Cloning of human canstatin gene, expression and purification of its recombinant protein / 解放军医学杂志

ABSTRACT

Objective To clone human canstatin gene, construct its prokaryotic expression vector, express and purify its recombinant protein. Methods The total RNA was extracted from human placenta tissues. The canstatin gene fragment was synthesized and amplified from the total RNA by RT-PCR. The resulting product was cloned into pUCm-T vector and sequenced.

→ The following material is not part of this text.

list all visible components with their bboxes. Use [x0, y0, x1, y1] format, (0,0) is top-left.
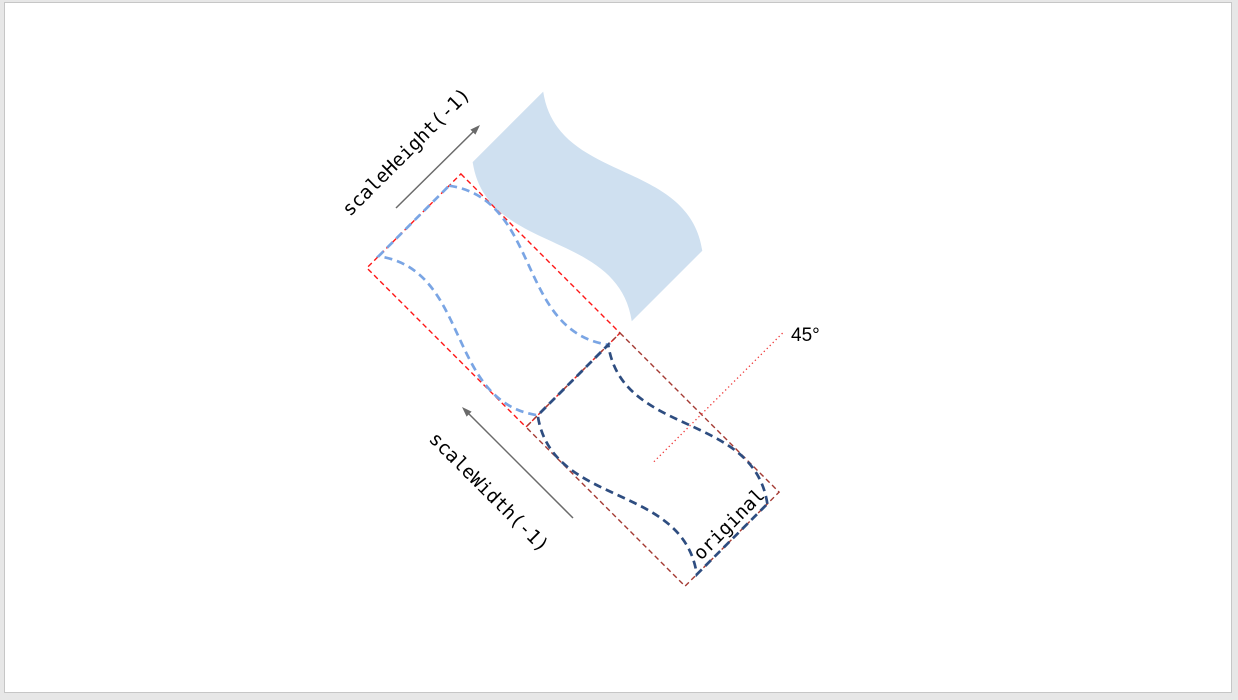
- angle-label: 45°: [791, 325, 820, 346]
- screenshot-stage: scaleHeight(-1) scaleWidth(-1) original …: [0, 0, 1238, 700]
- slide-surface: [5, 3, 1232, 693]
- diagram-canvas: scaleHeight(-1) scaleWidth(-1) original …: [0, 0, 1238, 700]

Then the confirmed canstatin cDNA was cloned into plasmid pET-22b(+) and then transformed into E.coli BL21 where it was induced to express proteins by isopropyl-1-thio-b-Dgalactopyranoside (IPTG). The expression of protein was analyzed through SDS-PAGE. Cells after induced 3 hours by IPTG were harvested, sonicated briefly and the proteins were purified through affinity chromatography. Results (1)The extracted total RNA was separated into three clear bands indicating 28S, 18S, and 5S after electrophoresis and the concentration was 1.8 g/L. (2)The target sequences were specifically amplified through RT-PCR. (3)The purified RT-PCR product was cloned into pUCm-T vector and then sequenced, demonstrating to be the same as that of canstatin gene in GenBank. (4) the expression vector pET-22b(+) was constructed and verified by the method of BamH Ⅰ and Hind Ⅲ digestion. (5) After IPTG induction, there was a new protein band about Mr 24kD on SDS-PAGE. The percent expressed product over total bacterial proteins after 1, 2, 3, and 4 hours of induction was 18.2%, 18.8%, 23.0% and 23.4%, respectively, estimated by densitometry. (6)After affinity chromatography, SDS-PAGE showed only one clear band existed in 125 mmol/L or 250 mmol/L imidizone elution. Conclusion Human canstatin gene has been successfully cloned and its prokaryotic expression vector has also been successfully constructed. Further more, purified recombinant proteins are obtained through affinity chromatography, laying foundation for further study of its clinical application.